Teseu e o Minotauro, Vaso Grego, ca. séc. VII-V a.C.

Teseu e o Minotauro, Vaso Grego, ca. séc. VII-V a.C.

 

K. está sentado à sua secretária e acima da cabeça dele, pregado na parede, repousa um gigantesco mapa, em azul e dourado, da ilha de Creta, com as grandes descobertas arqueológicas de Sir Arthur Evans estrategicamente assinaladas. Por um reflexo involuntário, os olhos correm a focar-se no Palácio de Knossos, na nossa imaginação brilha a ideia dos frescos de Knossos, as tabuinhas de Linear A e Linear B descobertas nos palácios de Creta, onde se encontra registado um dos alfabetos mais antigos do mundo, a loucura de Heinrich Schliemann, todo o esplendor da civilização minoica. A ilha de Creta é o lugar do mito que é também a metáfora arquetípica da inteligência ocidental, Teseu e o Minotauro.

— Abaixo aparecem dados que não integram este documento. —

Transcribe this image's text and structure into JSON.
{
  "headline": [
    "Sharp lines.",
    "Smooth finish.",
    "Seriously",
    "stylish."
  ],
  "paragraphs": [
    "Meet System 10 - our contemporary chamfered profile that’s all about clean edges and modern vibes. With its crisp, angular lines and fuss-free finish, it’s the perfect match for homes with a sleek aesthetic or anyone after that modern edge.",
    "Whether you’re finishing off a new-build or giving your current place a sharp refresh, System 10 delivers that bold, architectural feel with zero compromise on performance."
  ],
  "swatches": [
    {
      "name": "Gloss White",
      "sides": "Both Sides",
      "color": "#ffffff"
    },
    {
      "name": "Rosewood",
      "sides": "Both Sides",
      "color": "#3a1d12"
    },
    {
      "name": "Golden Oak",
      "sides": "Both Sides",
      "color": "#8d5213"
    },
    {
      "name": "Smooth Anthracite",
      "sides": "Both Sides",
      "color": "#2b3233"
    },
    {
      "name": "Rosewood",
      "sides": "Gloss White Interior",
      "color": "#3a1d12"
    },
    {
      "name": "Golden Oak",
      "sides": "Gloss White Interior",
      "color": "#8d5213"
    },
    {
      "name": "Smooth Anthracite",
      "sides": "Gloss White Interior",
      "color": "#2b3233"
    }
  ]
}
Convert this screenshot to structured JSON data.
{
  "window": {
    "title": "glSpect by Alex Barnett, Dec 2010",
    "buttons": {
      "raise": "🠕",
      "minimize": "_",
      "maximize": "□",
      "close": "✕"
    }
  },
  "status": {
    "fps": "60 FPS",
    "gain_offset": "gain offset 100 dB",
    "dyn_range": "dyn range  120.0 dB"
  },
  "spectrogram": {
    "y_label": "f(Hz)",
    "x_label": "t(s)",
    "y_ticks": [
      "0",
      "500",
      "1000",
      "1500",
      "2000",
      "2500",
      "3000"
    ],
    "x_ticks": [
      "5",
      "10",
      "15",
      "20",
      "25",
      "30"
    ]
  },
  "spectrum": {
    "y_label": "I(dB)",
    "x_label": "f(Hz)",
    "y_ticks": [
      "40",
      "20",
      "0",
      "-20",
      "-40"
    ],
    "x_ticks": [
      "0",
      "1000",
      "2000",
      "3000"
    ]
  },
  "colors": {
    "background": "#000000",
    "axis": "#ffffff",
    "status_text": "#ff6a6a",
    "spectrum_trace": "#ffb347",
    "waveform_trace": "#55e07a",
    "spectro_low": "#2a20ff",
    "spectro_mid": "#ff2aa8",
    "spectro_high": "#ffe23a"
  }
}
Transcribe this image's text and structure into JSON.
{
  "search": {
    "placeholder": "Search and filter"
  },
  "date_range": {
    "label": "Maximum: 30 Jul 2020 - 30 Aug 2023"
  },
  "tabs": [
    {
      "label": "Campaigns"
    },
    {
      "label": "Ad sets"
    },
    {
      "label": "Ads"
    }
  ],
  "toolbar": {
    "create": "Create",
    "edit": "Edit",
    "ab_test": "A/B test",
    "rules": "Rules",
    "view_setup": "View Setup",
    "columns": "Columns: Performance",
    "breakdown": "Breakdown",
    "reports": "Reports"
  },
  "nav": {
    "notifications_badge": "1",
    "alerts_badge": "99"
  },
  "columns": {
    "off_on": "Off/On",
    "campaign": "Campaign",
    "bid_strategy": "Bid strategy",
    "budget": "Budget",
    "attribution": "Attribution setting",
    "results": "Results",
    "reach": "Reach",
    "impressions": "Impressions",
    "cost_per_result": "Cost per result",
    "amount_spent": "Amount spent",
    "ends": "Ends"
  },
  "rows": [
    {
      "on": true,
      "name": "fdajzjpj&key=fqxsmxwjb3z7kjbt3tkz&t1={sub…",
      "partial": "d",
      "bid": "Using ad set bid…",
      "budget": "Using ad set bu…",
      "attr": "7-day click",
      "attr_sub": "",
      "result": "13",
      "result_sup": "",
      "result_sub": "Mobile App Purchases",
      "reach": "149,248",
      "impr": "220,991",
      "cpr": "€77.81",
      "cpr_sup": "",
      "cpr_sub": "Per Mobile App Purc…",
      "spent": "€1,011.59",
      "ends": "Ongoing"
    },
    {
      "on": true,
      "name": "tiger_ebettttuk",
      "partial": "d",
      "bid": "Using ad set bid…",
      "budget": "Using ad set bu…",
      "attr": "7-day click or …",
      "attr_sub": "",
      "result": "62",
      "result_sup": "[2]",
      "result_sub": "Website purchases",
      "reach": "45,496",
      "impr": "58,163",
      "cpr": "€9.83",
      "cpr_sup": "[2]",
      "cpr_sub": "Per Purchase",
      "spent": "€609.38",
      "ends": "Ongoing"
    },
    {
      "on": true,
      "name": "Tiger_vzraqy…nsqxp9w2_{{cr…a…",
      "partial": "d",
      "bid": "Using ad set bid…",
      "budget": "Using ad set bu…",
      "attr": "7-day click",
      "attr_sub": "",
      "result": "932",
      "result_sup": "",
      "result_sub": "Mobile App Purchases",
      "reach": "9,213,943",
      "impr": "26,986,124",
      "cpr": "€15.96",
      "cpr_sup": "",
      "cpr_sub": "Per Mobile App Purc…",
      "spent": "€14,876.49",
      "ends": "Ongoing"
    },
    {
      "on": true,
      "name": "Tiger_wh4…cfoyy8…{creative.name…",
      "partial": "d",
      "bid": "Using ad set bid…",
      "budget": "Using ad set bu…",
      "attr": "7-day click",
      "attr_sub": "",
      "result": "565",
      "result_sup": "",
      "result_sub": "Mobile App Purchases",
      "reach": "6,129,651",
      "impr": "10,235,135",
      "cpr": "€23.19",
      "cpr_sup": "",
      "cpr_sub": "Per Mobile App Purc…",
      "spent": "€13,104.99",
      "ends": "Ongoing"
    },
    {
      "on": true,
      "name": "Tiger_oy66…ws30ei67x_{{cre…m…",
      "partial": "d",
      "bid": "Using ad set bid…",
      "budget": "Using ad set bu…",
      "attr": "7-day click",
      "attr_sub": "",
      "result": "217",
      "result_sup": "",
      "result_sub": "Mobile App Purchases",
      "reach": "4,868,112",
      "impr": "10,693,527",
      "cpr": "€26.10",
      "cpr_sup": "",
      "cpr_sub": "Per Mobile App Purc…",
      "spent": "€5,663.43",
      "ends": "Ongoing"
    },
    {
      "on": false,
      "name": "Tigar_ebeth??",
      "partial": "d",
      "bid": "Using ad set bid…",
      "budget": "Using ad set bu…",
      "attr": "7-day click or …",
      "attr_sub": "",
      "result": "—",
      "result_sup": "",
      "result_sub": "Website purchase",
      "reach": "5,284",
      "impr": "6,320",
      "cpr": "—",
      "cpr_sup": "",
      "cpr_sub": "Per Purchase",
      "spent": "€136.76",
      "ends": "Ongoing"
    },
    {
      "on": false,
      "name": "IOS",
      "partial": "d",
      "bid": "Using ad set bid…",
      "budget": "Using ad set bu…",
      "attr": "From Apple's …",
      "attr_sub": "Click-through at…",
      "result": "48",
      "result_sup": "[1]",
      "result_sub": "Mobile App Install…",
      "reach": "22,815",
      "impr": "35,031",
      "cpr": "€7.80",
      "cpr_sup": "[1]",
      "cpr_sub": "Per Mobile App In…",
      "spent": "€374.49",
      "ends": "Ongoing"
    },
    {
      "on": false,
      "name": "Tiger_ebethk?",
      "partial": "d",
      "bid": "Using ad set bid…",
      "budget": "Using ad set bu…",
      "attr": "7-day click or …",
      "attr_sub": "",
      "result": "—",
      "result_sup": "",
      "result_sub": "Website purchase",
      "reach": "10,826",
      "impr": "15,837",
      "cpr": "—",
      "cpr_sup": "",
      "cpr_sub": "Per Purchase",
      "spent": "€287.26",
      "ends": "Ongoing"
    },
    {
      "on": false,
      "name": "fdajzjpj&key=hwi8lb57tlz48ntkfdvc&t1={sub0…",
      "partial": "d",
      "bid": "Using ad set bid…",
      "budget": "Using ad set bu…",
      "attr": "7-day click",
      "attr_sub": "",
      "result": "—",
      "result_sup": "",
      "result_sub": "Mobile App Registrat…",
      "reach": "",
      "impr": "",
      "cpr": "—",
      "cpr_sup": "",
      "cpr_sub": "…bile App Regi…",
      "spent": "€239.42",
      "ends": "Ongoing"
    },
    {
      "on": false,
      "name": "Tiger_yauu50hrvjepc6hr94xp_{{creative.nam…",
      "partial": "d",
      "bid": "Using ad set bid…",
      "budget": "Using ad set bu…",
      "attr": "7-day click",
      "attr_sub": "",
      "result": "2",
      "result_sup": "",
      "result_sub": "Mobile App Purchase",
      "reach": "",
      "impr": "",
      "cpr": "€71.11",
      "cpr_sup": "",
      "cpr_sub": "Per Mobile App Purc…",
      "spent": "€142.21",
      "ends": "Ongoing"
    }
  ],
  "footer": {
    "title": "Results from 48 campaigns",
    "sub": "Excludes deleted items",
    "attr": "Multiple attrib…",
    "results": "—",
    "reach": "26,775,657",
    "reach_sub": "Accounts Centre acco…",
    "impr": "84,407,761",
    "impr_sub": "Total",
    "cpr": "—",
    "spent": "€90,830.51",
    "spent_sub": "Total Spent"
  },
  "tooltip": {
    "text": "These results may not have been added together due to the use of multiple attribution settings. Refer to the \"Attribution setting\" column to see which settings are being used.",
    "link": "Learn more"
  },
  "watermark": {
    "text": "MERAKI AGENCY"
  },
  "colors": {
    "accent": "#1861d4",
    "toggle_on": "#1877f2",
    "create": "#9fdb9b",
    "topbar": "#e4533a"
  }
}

Talvez seja ingénuo e demagógico recordar isto neste momento, mas a grande moeda comum da Europa, isto é, a própria ideia de Europa como algo assente nas fundações de um fundo cultural comum, é um produto da incrível aventura intelectual que se prolonga desde a Grécia arcaica, da qual a Grécia da civilização minoica é um testemunho, até ao fim da época helenística e estendendo-se talvez um pouco mais, com a cultura que nos é legada por Bizâncio e pela imposição política do cristianismo sobre a Europa.

As coisas que nos dão genuíno prazer em estar vivos, as coisas por que vale a pena viver, foram quase todas imaginadas ou aperfeiçoadas, trazidas até ao estatuto de artes a cultivar e proteger, pelos Gregos: música, política, filosofia, história, democracia, os géneros literários em que ainda hoje nos expressamos, o teatro, os nossos cânones de beleza, que são um capítulo que não poderia ter sido escrito sem os cânones de beleza escultórica da Grécia da Antiguidade, os conceitos de biblioteca e de escola, a ideia de cosmopolitismo, o próprio conceito de indivíduo. O que quer que ser Europeu possa significar hoje, especialmente hoje, o sentido disso é grego. A dívida que temos para com a Grécia, nunca a iremos pagar completamente.

            Na declaração de Alexis Tsipras que antecede as negociações que se prolongaram até segunda-feira de manhã pode ouvir-se: "I am here ready for a honest compromise, we owe that to the peoples of Europe, who want Europe united and not divided. We can reach an agreement tonight, if all parties want it."

            Convém também recordar as palavras de Angela Merkel: “Temos em conta a situação da Grécia e como esta se deteriorou ao longo dos últimos meses, mas a moeda mais importante, a moeda da confiança perdeu-se, e também a da responsabilidade. Isto significa que as negociações hoje vão ser duras, e que um acordo não será alcançado a qualquer preço.”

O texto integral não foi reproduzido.